We don’t like to “waste” time, so age benchmarks make sense. That way, we’ll be reminded to keep “on track” and build a fruitful career and ultimately, a comfortable retirement.
Maybe you only managed to get a $3,000 salary by age 30 while all your other peers received paycheques bigger than yours from the first day of their first full-time position.
However, instead of looking at not achieving our goals by a certain age as “wasting time” or even a failure, understand everyone’s situation is different, and every experience is a learning opportunity.
Yes, you may have taken longer to reach a comfortable income bracket. But if that meant you gained more insights on how to be a better person, learn smart, make better decisions, and many other soft skills, is it all that bad?
To me, as long as we learn something from the time we spend on achieving or failing to achieve, that’s time well-spent.
Yes, we might not earn our first six figures before all our friends, or even the ones who didn’t do as well as us in school.

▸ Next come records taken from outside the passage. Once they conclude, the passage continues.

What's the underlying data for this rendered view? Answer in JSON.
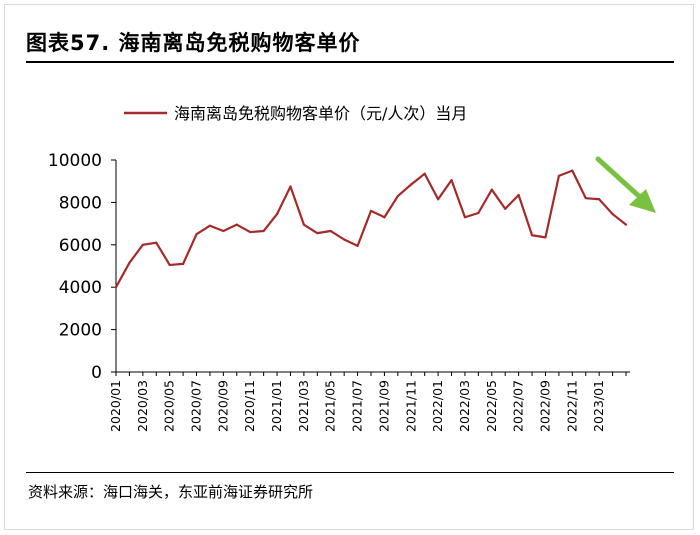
{
  "figure": {
    "title": "图表57. 海南离岛免税购物客单价",
    "source": "资料来源：海口海关，东亚前海证券研究所"
  },
  "chart_data": {
    "type": "line",
    "title": "",
    "xlabel": "",
    "ylabel": "",
    "ylim": [
      0,
      10000
    ],
    "yticks": [
      "0",
      "2000",
      "4000",
      "6000",
      "8000",
      "10000"
    ],
    "xtick_labels": [
      "2020/01",
      "2020/03",
      "2020/05",
      "2020/07",
      "2020/09",
      "2020/11",
      "2021/01",
      "2021/03",
      "2021/05",
      "2021/07",
      "2021/09",
      "2021/11",
      "2022/01",
      "2022/03",
      "2022/05",
      "2022/07",
      "2022/09",
      "2022/11",
      "2023/01"
    ],
    "x": [
      "2020/01",
      "2020/02",
      "2020/03",
      "2020/04",
      "2020/05",
      "2020/06",
      "2020/07",
      "2020/08",
      "2020/09",
      "2020/10",
      "2020/11",
      "2020/12",
      "2021/01",
      "2021/02",
      "2021/03",
      "2021/04",
      "2021/05",
      "2021/06",
      "2021/07",
      "2021/08",
      "2021/09",
      "2021/10",
      "2021/11",
      "2021/12",
      "2022/01",
      "2022/02",
      "2022/03",
      "2022/04",
      "2022/05",
      "2022/06",
      "2022/07",
      "2022/08",
      "2022/09",
      "2022/10",
      "2022/11",
      "2022/12",
      "2023/01",
      "2023/02",
      "2023/03"
    ],
    "series": [
      {
        "name": "海南离岛免税购物客单价（元/人次）当月",
        "color": "#a52a2a",
        "values": [
          4000,
          5150,
          6000,
          6100,
          5050,
          5100,
          6500,
          6900,
          6650,
          6950,
          6600,
          6650,
          7450,
          8750,
          6950,
          6550,
          6650,
          6250,
          5950,
          7600,
          7300,
          8300,
          8850,
          9350,
          8150,
          9050,
          7300,
          7500,
          8600,
          7700,
          8350,
          6450,
          6350,
          9250,
          9500,
          8200,
          8150,
          7450,
          6950
        ]
      }
    ],
    "legend": "top-center",
    "annotation": {
      "type": "arrow",
      "direction": "down-right",
      "color": "#7ac142"
    }
  }
}
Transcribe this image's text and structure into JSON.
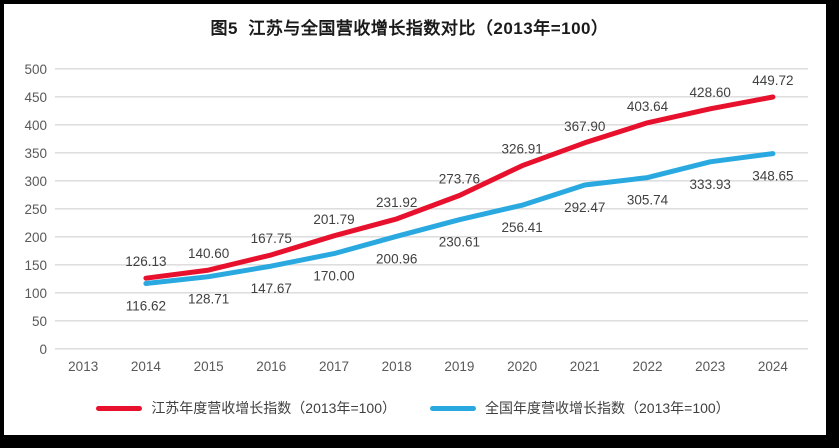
{
  "title": "图5  江苏与全国营收增长指数对比（2013年=100）",
  "colors": {
    "jiangsu_line": "#e8112d",
    "national_line": "#29a9e0",
    "gridline": "#d9d9d9",
    "axis_text": "#595959",
    "data_label": "#404040",
    "frame": "#000000"
  },
  "chart_data": {
    "type": "line",
    "title": "图5  江苏与全国营收增长指数对比（2013年=100）",
    "x": [
      "2013",
      "2014",
      "2015",
      "2016",
      "2017",
      "2018",
      "2019",
      "2020",
      "2021",
      "2022",
      "2023",
      "2024"
    ],
    "series": [
      {
        "name": "江苏年度营收增长指数（2013年=100）",
        "color": "#e8112d",
        "values": [
          null,
          126.13,
          140.6,
          167.75,
          201.79,
          231.92,
          273.76,
          326.91,
          367.9,
          403.64,
          428.6,
          449.72
        ],
        "labels": [
          null,
          "126.13",
          "140.60",
          "167.75",
          "201.79",
          "231.92",
          "273.76",
          "326.91",
          "367.90",
          "403.64",
          "428.60",
          "449.72"
        ],
        "label_position": "above"
      },
      {
        "name": "全国年度营收增长指数（2013年=100）",
        "color": "#29a9e0",
        "values": [
          null,
          116.62,
          128.71,
          147.67,
          170.0,
          200.96,
          230.61,
          256.41,
          292.47,
          305.74,
          333.93,
          348.65
        ],
        "labels": [
          null,
          "116.62",
          "128.71",
          "147.67",
          "170.00",
          "200.96",
          "230.61",
          "256.41",
          "292.47",
          "305.74",
          "333.93",
          "348.65"
        ],
        "label_position": "below"
      }
    ],
    "ylim": [
      0,
      500
    ],
    "yticks": [
      "0",
      "50",
      "100",
      "150",
      "200",
      "250",
      "300",
      "350",
      "400",
      "450",
      "500"
    ],
    "grid": true,
    "legend_position": "bottom"
  }
}
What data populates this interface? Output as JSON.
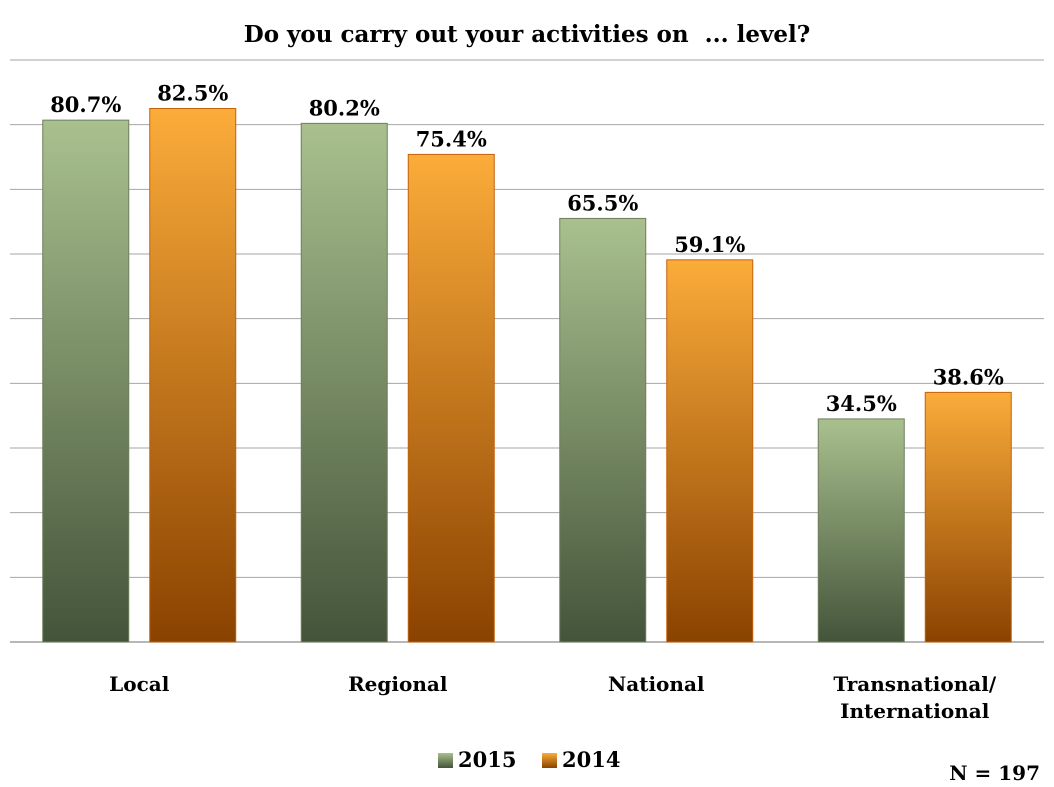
{
  "chart_data": {
    "type": "bar",
    "title": "Do you carry out your activities on  ... level?",
    "xlabel": "",
    "ylabel": "",
    "categories": [
      [
        "Local"
      ],
      [
        "Regional"
      ],
      [
        "National"
      ],
      [
        "Transnational/",
        "International"
      ]
    ],
    "series": [
      {
        "name": "2015",
        "values": [
          80.7,
          80.2,
          65.5,
          34.5
        ],
        "labels": [
          "80.7%",
          "80.2%",
          "65.5%",
          "34.5%"
        ],
        "color_top": "#a9c08e",
        "color_bottom": "#44543a"
      },
      {
        "name": "2014",
        "values": [
          82.5,
          75.4,
          59.1,
          38.6
        ],
        "labels": [
          "82.5%",
          "75.4%",
          "59.1%",
          "38.6%"
        ],
        "color_top": "#fbac3a",
        "color_bottom": "#8a4200"
      }
    ],
    "ylim": [
      0,
      90
    ],
    "grid": true,
    "legend": "bottom",
    "note": "N = 197"
  }
}
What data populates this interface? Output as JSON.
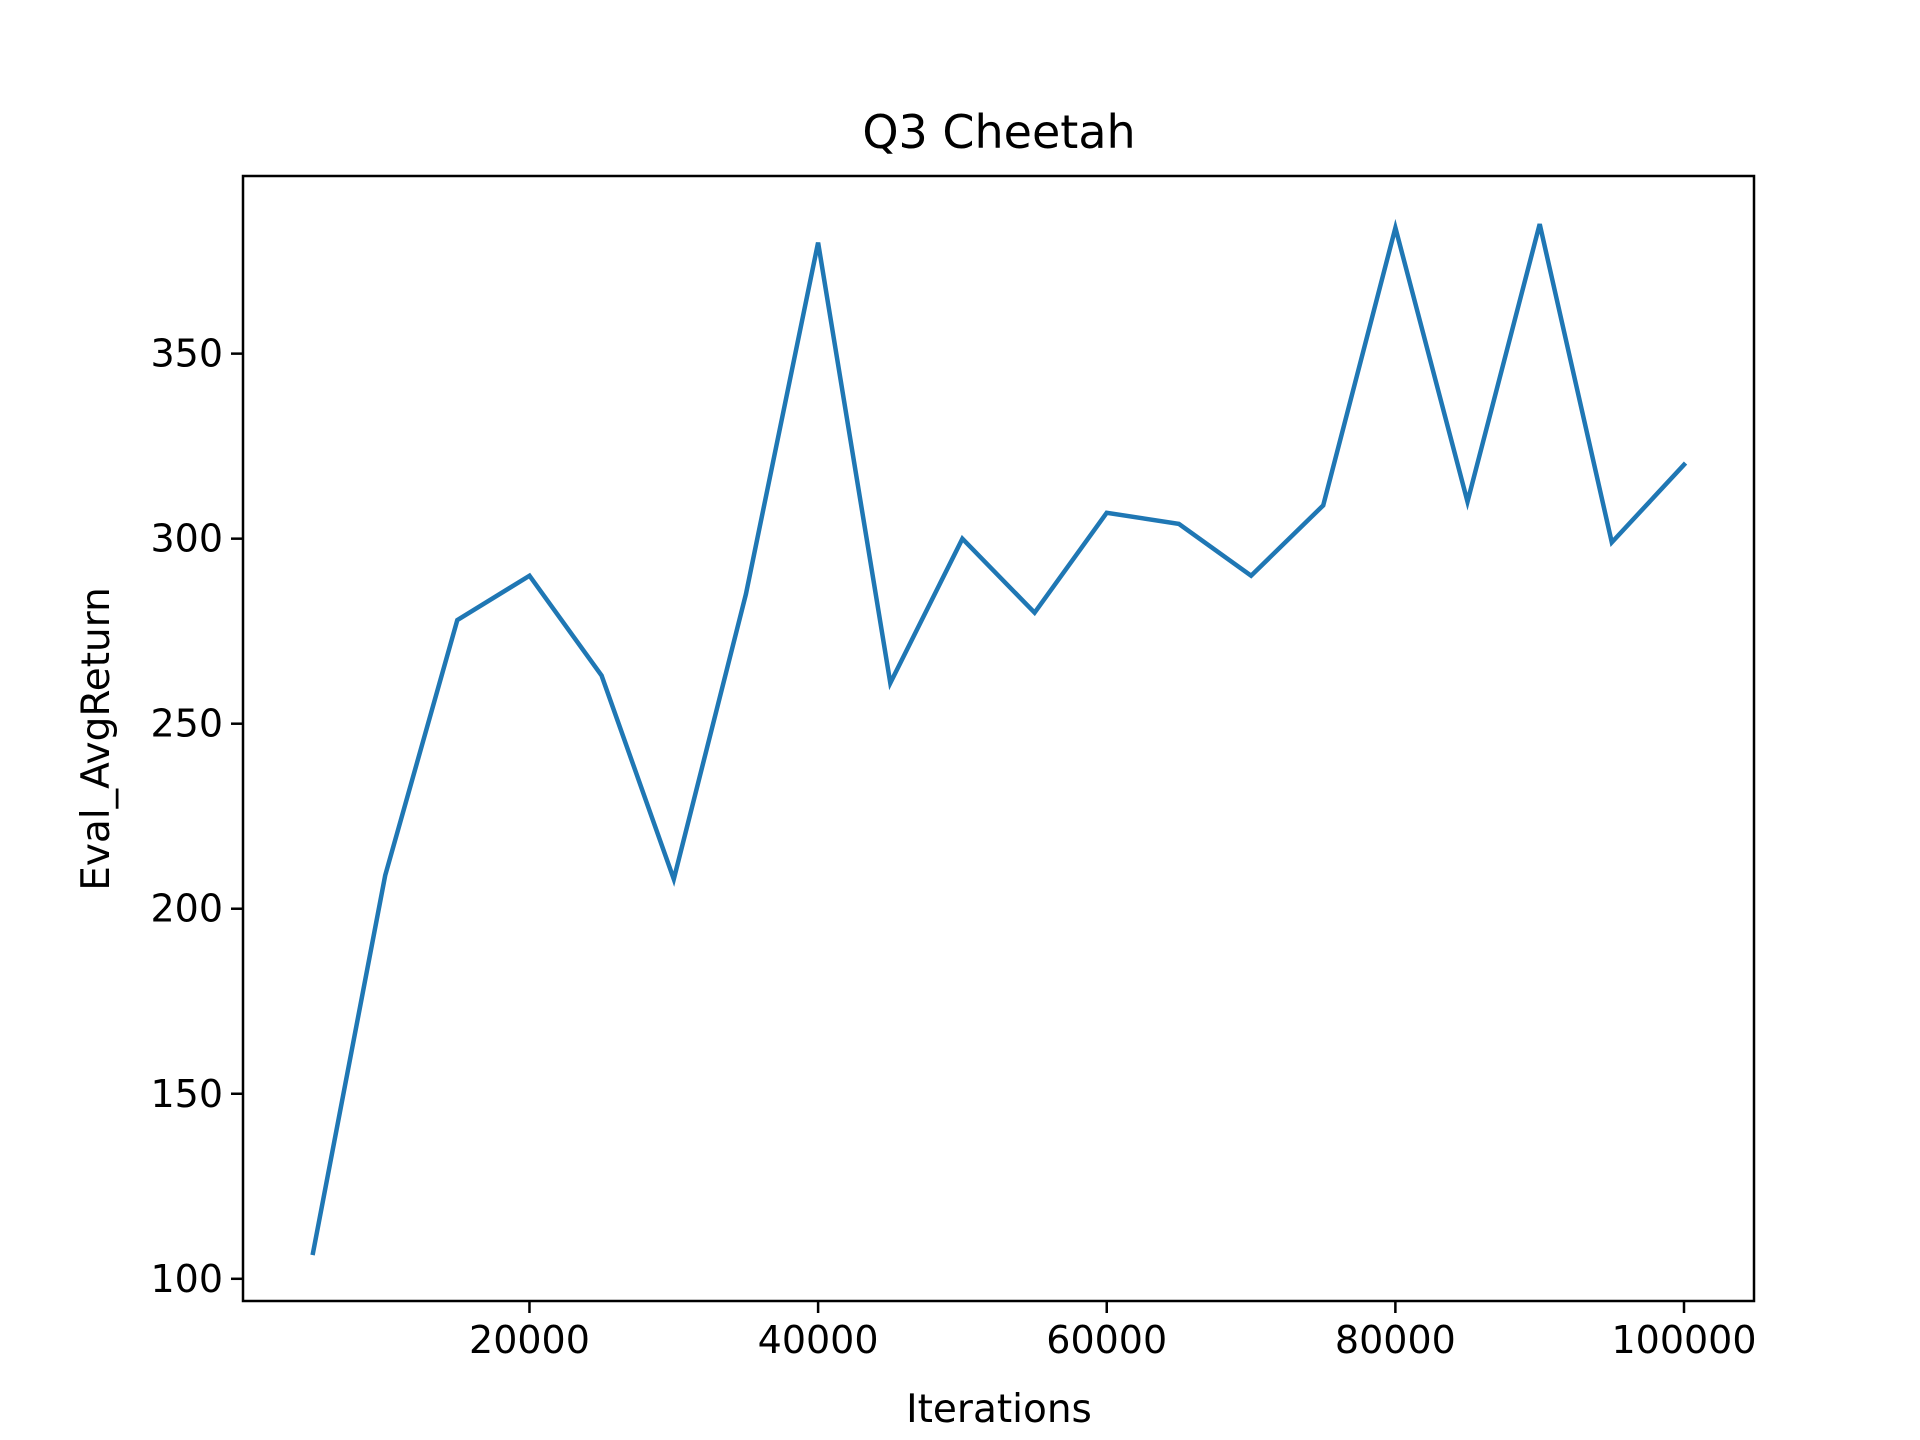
{
  "chart_data": {
    "type": "line",
    "title": "Q3 Cheetah",
    "xlabel": "Iterations",
    "ylabel": "Eval_AvgReturn",
    "xlim": [
      150,
      104850
    ],
    "ylim": [
      94,
      398
    ],
    "xticks": [
      20000,
      40000,
      60000,
      80000,
      100000
    ],
    "yticks": [
      100,
      150,
      200,
      250,
      300,
      350
    ],
    "grid": false,
    "series": [
      {
        "color": "#1f77b4",
        "x": [
          5000,
          10000,
          15000,
          20000,
          25000,
          30000,
          35000,
          40000,
          45000,
          50000,
          55000,
          60000,
          65000,
          70000,
          75000,
          80000,
          85000,
          90000,
          95000,
          100000
        ],
        "y": [
          107,
          209,
          278,
          290,
          263,
          208,
          285,
          380,
          261,
          300,
          280,
          307,
          304,
          290,
          309,
          384,
          310,
          385,
          299,
          320
        ]
      }
    ]
  }
}
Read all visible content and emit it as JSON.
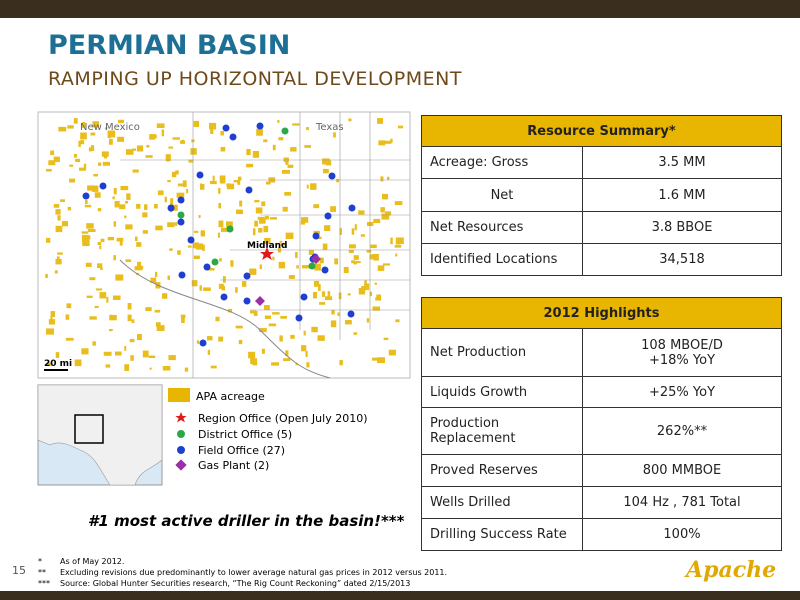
{
  "header": {
    "title": "PERMIAN BASIN",
    "subtitle": "RAMPING UP HORIZONTAL DEVELOPMENT"
  },
  "map": {
    "labels": {
      "new_mexico": "New Mexico",
      "texas": "Texas",
      "midland": "Midland",
      "scale": "20 mi"
    },
    "legend": [
      "APA acreage",
      "Region Office (Open July 2010)",
      "District Office (5)",
      "Field Office (27)",
      "Gas Plant (2)"
    ]
  },
  "tagline": "#1 most active driller in the basin!***",
  "resource_summary": {
    "title": "Resource Summary*",
    "rows": [
      [
        "Acreage: Gross",
        "3.5 MM"
      ],
      [
        "Net",
        "1.6 MM"
      ],
      [
        "Net Resources",
        "3.8 BBOE"
      ],
      [
        "Identified Locations",
        "34,518"
      ]
    ]
  },
  "highlights": {
    "title": "2012 Highlights",
    "rows": [
      [
        "Net Production",
        [
          "108 MBOE/D",
          "+18%  YoY"
        ]
      ],
      [
        "Liquids Growth",
        "+25% YoY"
      ],
      [
        "Production Replacement",
        "262%**"
      ],
      [
        "Proved Reserves",
        "800 MMBOE"
      ],
      [
        "Wells Drilled",
        "104 Hz , 781 Total"
      ],
      [
        "Drilling Success Rate",
        "100%"
      ]
    ]
  },
  "footnotes": [
    [
      "*",
      "As of May 2012."
    ],
    [
      "**",
      "Excluding revisions due predominantly to lower average natural gas prices in 2012 versus 2011."
    ],
    [
      "***",
      "Source: Global Hunter Securities research, “The Rig Count Reckoning” dated 2/15/2013"
    ]
  ],
  "page_number": "15",
  "logo": "Apache"
}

Surely, extra zeroes in the bank account, a corner office with a great city view, and a comfy house will make us more comfortable.
But after years of living on a salary lower than many of our peers, I’ve realised what I really want – what most of us want – is to live comfortably. And “living comfortably” can be affordable for many, only if we spend within our means.
Our long-term happiness depends on the relationships we have and the purpose bigger than ourselves we’re pursuing. I wouldn’t want to slog for decades only to realise I’ve traded 30 years of my life to amass wealth that I don’t even need.
We all have our goals in life but imposing a strict (and sometimes unrealistic) timeline on ourselves can suck out a lot of life’s greatest joys, even with the big house, fancy car, and huge office.
Call to action
Everyone’s situation is different, and thus, age benchmarks are unhealthy markers of success. Taking longer than “usual” or the “norm” to achieve something doesn’t undermine our efforts and the outcome, it just means we’ve been through more.
Learn from the experiences because that’s what makes the difference between “wasting time” and “time well-spent”.
Strive for big dreams and crazy goals but don’t think to achieve it sooner makes it any better. Enjoy the journey because that’s what you’ll remember most when you reach your destination.